Traditionally there has been a “pendulum” effect in politics as votes have swung from government to the opposition. Governments make decisions which can be unpopular from which the opposition benefit – however in 2019 looking individually at the results in both England and Scotland the pendulum is broken. 13 years after first winning the Holyrood election the SNP gained in both votes and share, winning seatwise a landslide bigger than Blair’s in 1997 (45.0% of the vote, 81.4% of the seats).
While UK-wide the Conservatives fell short of the 100 seat majority that is often used to define a landslide, the Tories in England alone won a landslide bigger than Blair’s in 1997 (47.2% of the vote, 64.7% of the seats) – this nine years after entering Downing Street, it was the 6th election in a row since 1997 that the Conservatives had increased their share of the vote, the third since entering government.

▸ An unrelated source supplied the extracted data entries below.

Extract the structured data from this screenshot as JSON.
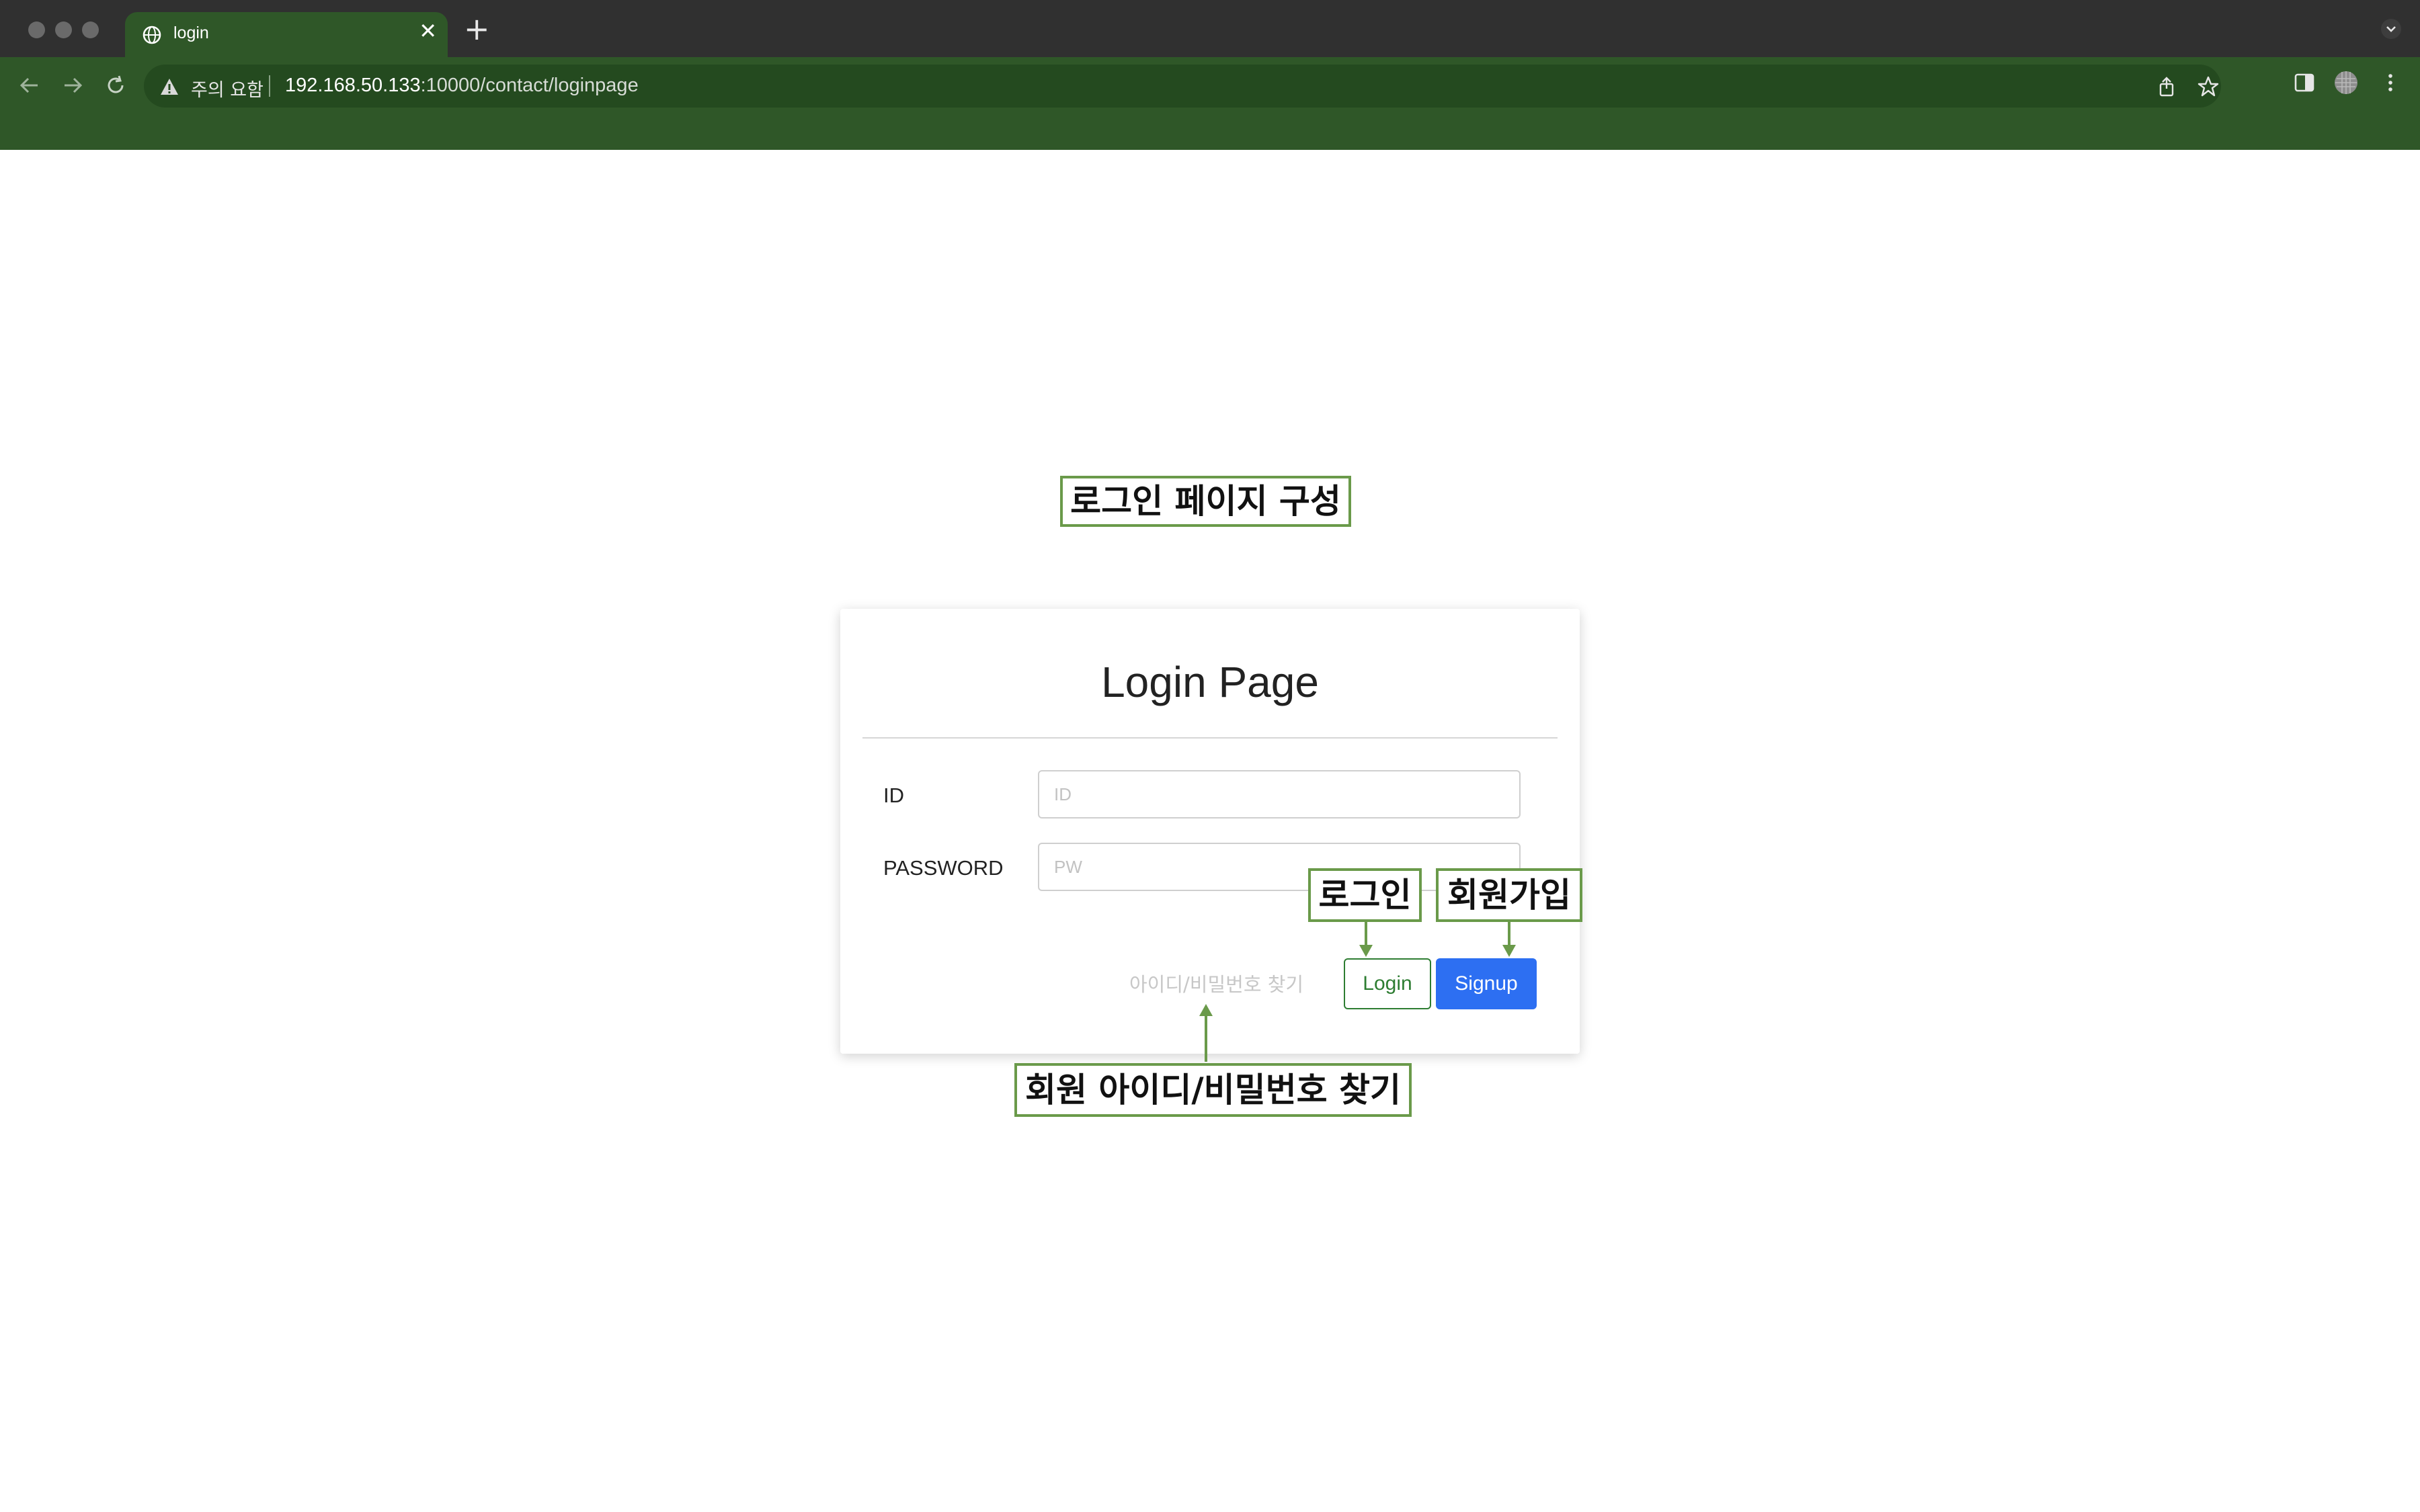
{
  "browser": {
    "tab": {
      "title": "login",
      "close_glyph": "✕"
    },
    "new_tab_glyph": "+",
    "security_warning": "주의 요함",
    "url": {
      "host": "192.168.50.133",
      "rest": ":10000/contact/loginpage"
    },
    "icons": [
      "back-icon",
      "forward-icon",
      "reload-icon",
      "warning-icon",
      "share-icon",
      "star-icon",
      "side-panel-icon",
      "profile-icon",
      "menu-icon",
      "globe-icon",
      "chevron-down-icon"
    ],
    "theme_color": "#2f5728"
  },
  "annotations": {
    "header": "로그인 페이지 구성",
    "login": "로그인",
    "signup": "회원가입",
    "find": "회원 아이디/비밀번호 찾기"
  },
  "login_card": {
    "title": "Login Page",
    "id_label": "ID",
    "id_placeholder": "ID",
    "password_label": "PASSWORD",
    "password_placeholder": "PW",
    "find_link": "아이디/비밀번호 찾기",
    "login_button": "Login",
    "signup_button": "Signup"
  },
  "colors": {
    "annotation_border": "#6a9a4a",
    "signup_button": "#2d6ff2",
    "login_button_outline": "#2e7d32"
  }
}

Thanks to devolution the SNP have an ability to portray themselves as the opposition to Tory central government while being in office. Thanks to devolution the Conservatives have an ability to portray themselves as the opposition of a Labour and SNP ‘coalition of chaos’, or Labour being in the SNP’s pocket.

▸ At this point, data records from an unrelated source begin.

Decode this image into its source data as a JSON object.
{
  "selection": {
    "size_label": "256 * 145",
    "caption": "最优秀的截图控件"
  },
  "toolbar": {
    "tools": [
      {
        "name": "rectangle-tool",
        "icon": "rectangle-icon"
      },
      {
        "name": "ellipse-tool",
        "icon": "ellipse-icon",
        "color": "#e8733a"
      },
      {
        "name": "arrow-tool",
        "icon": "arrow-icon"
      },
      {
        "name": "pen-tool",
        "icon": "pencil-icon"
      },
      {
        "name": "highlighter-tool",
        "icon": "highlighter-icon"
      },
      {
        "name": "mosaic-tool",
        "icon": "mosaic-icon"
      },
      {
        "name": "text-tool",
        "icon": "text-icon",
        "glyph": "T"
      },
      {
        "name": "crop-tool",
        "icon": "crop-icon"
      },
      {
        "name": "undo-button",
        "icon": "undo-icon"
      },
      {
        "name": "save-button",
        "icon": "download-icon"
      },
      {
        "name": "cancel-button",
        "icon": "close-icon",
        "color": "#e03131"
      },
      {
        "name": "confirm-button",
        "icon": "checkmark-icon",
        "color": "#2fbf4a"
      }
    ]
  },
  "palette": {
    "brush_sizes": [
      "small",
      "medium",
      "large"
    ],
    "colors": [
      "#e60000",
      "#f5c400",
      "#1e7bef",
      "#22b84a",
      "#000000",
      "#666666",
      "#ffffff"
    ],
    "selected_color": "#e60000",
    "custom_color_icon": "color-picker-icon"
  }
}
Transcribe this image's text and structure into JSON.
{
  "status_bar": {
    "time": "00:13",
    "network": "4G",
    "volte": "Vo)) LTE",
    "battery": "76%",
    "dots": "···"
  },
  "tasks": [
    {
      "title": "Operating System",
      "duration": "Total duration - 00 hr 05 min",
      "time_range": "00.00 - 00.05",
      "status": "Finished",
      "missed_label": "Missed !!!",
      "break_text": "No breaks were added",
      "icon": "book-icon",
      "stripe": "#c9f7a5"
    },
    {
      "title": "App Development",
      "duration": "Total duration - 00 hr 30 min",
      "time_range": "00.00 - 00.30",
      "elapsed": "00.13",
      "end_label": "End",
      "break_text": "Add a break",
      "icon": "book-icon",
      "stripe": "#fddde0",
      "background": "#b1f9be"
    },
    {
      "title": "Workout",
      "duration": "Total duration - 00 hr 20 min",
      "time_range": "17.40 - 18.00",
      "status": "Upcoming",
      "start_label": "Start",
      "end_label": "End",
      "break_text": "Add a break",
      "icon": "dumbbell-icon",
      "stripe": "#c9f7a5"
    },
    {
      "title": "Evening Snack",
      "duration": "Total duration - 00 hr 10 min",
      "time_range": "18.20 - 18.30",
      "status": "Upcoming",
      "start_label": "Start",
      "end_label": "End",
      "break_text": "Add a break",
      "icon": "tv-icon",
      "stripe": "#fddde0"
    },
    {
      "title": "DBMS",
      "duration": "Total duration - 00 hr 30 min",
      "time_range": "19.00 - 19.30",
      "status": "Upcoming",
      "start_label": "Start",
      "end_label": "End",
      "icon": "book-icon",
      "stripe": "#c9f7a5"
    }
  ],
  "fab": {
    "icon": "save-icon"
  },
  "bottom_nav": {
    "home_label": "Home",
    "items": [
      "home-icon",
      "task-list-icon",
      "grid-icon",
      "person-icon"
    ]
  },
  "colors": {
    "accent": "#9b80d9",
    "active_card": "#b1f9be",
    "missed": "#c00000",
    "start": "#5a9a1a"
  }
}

Looking forward, without boundary changes, Labour require 124 extra seats in order to gain a majority of just 2. If Labour can’t regain seats in Scotland then that requires winning nearly as many seats in England as they did in 1997 just to get a simple majority. Simply to deprive the Conservatives of a majority in England, Labour or the Liberal Democrats will need to gain 79 seats from the Conservatives.
If Labour next time gain approximately 70 seats from the Conservatives they could be in a position to enter Downing Street with the support of the SNP and to run English politics which are not devolved, but with the Conservatives having a majority of English seats and able to block any English-only laws under English Votes for English Laws. The constitutional implications of that are complicated.

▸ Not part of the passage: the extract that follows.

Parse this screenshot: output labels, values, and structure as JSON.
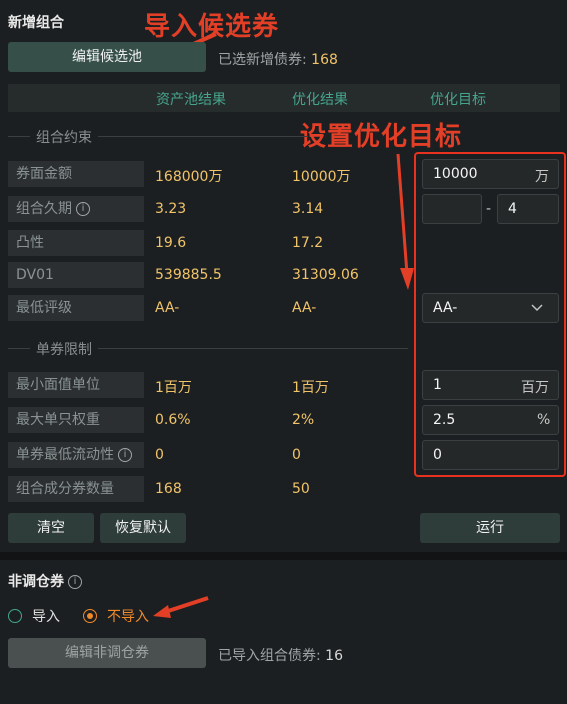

If devolution, especially unequal devolution as designed and implemented by Tony Blair’s government, is partially responsible for Labour’s woes now then there are two lessons to learn from this. Firstly to be careful for what you wish for and what you do. Unequal devolution was meant to be to Labour’s partisan advantage but by separating Scotland’s governance from England they’ve cost themselves Scotland and hindered their potential in England.
Secondly that a solution will be required to reverse these effects of devolution. Questions need to be answered: What unique offer does the Labour Party have for Scotland? How can Labour run England without the threat of the SNP pulling their strings? How will Labour answer one nation’s concerns without putting off the voters in the other country?
Brexit may be “done” technically before the next election, Corbyn may be replaced by the Spring. But unless the devolution settlement gets addressed too then Labour’s issues will remain. Brexit and Corbyn alone are not responsible for the fact that the parties of government in both England and Scotland have both just broken the pendulum and both gained a seat share in those nations separately larger than Blair won in 1997.
Unintended consequences can be a remarkable thing, but could Blair’s first acts with his landslide be the cause of his party struggling into the future? Finally let this be a warning to the governments in both Westminster and Holyrood – if you do something uneven because it looks like smart politics, be prepared for it to backfire.